Law of Conservation of Energy applied to tomatoes and Bitcoin value.

This seems to be one of the sources of misunderstanding, from nocoiners (the honest ones at least).

“If you buy Bitcoin, you have nothing to show, except Bitcoin. And Bitcoin’s only use is being sold back for real money.”

For example, this tweet:

Unlike when you buy a tomato which you can eat or transform or resell, you can’t eat Bitcoin, nor make sauce with it. So, it seems you would *only* buy it to resell it.

But Bitcoin is not a tomato, nor is it gold, even. It is unique because it is its own category.

Compare it with the Swiss Franc. It has no actual use in the US, yet it is valuable and useful every day in Switzerland. Most people don’t *buy* CHF, they get it as payment from doing business or as salary for example.

But some US people do, for traveling in Switzerland.

CHF becomes for them a commodity, a product they buy with their US$. Like a tomato. Which they will later use as money.

It’s not forex trading. Nor speculation. It’s definitely not a Ponzi.

When they come back home they will sell them back for US$.

Still not forex trading.

The mechanism is exactly the same as forex trading. Which is for profit only, but the context is different.

If the exchange rate is lower when they return, they didn’t “make a bad bet”, neither was it a “good investment” if the rate is higher.

Some traders *are* speculating on forex. For them, the goal is to make a profit.

But their business doesn’t necessarily imply that *all* currency exchange is only for profit speculation.

“But CHF can be used to buy stuff! Bitcoin can’t!”

As I said, Bitcoin is its own category. Money is only one part of it.

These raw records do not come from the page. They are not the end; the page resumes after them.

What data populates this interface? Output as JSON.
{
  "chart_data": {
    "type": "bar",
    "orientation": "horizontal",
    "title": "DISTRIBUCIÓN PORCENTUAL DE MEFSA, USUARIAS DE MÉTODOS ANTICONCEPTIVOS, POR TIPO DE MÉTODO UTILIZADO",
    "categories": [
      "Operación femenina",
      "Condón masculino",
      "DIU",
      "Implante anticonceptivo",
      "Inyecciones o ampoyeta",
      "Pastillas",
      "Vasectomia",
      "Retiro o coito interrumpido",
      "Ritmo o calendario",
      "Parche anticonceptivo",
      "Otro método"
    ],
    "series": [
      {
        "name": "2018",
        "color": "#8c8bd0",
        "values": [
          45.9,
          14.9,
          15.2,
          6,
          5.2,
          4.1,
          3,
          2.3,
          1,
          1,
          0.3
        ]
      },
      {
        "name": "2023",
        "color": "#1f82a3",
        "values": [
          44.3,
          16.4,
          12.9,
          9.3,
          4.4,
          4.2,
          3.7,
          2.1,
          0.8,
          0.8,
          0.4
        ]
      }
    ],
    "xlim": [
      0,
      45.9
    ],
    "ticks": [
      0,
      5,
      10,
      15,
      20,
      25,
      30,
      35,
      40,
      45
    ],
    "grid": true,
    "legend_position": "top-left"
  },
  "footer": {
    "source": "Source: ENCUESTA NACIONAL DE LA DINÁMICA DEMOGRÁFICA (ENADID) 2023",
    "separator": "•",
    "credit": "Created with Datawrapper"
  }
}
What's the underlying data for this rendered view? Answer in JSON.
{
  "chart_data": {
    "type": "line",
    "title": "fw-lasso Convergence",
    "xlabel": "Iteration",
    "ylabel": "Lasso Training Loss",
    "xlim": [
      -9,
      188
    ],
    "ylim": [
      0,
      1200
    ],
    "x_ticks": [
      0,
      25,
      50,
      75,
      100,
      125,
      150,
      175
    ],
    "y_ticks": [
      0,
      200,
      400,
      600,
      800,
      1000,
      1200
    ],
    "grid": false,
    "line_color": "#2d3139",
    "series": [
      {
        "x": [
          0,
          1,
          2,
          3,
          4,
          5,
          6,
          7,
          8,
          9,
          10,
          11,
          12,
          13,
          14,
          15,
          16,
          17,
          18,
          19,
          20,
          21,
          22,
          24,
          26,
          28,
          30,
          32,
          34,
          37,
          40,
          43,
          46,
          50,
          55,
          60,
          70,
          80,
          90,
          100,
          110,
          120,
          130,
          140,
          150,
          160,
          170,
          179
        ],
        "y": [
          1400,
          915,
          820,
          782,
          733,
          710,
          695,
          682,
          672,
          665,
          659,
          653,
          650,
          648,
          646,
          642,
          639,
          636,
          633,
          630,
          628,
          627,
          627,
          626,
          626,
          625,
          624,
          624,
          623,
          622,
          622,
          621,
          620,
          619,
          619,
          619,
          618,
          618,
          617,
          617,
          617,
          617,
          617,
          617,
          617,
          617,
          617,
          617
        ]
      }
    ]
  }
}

To take another angle, it is also comparable to gold.

There is gold speculation and trading, but also many people around the world are using gold for saving.

And not many people buy food or make their own jewelry or cables with bank-bought 10 grams ingots…

When you “buy” Bitcoin, you are not buying the representation of something else, you are exchanging one source of value (eg US$) into another. You have something to show for it.

Bitcoin *is* the product, and the cash, and the real estate. Bitcoin *is* the value.

Some places on Earth still use salt as money and store of value. Salt in my cupboard isn’t money, yet it *does* represent the cash spent to buy it.

Like in thermodynamics, value is transformed.

Going back to the tomato. When the sun’s energy & rain water transform into tomato flesh, they don’t exist separately anymore, but the tomato wouldn’t exist without them. The farmer who harvested it spent time and effort. They also transformed.

The end product has a value.

We can’t say the tomato merchant is a speculator, or a scammer, or a gambler. Their business is to sell tomatoes to others for a profit yet it’s not a Ponzi. And the buyers are not considered scam victims.

Merchants are not Ponzi scammers. Neither are savers. Nor speculators.

“Yes but the end-user can eat it! No one can eat Bitcoin!”

Sure, but the merchant didn’t eat anything. They merely bought to resell.

“Yes but they bought a real thing, not thin air like Bitcoin!”

Actually, they bought sunshine, water, time, and labor (+ farmer’s profit).

The value of the tomato is not the original seed. Are any of these elements still visible? Yet they transformed into that transmissible item and its value.

The merchant doesn’t need sunshine and the end-user doesn’t want water.

This tomato is not a Ponzi. Neither is Bitcoin.

As for the “everyone cashing out” argument, it can of course be applied to fractional reserve banking at the mercy of a bank run. If 20% of the money in the bank was requested to be withdrawn by their customers the system would collapse.

But it’s even simpler than that:

If no one wants to eat tomatoes suddenly, there will be some people invested in the tomato business (producers, merchants…) who would lose money. Maybe go bankrupt. Tomatoes are still not a Ponzi.

And as for the “$600 B is a 100% imaginary number”.

2019 world tomato production was 37.38 million mT.

How can we calculate the total value of this business? Should we use market price at sale, or price of seeds + sunshine + water + work-hours?

Say $600 B entered this tomato market, merchants would obviously not keep the US$ in cash as collateral, but instead would pay their bills & expenses.

US$ value has been *transformed* into tomato value.

Does it mean “tomatoes have no value because there is no collateral cash”?

To sum up, many nocoiners are dishonest trolls, but it seems some are genuinely confused by the unique nature of Bitcoin.

You may dislike speculation, its dematerialized nature, and ignore people who suffer from hyperinflation, but it’s still transformed value, not a Ponzi.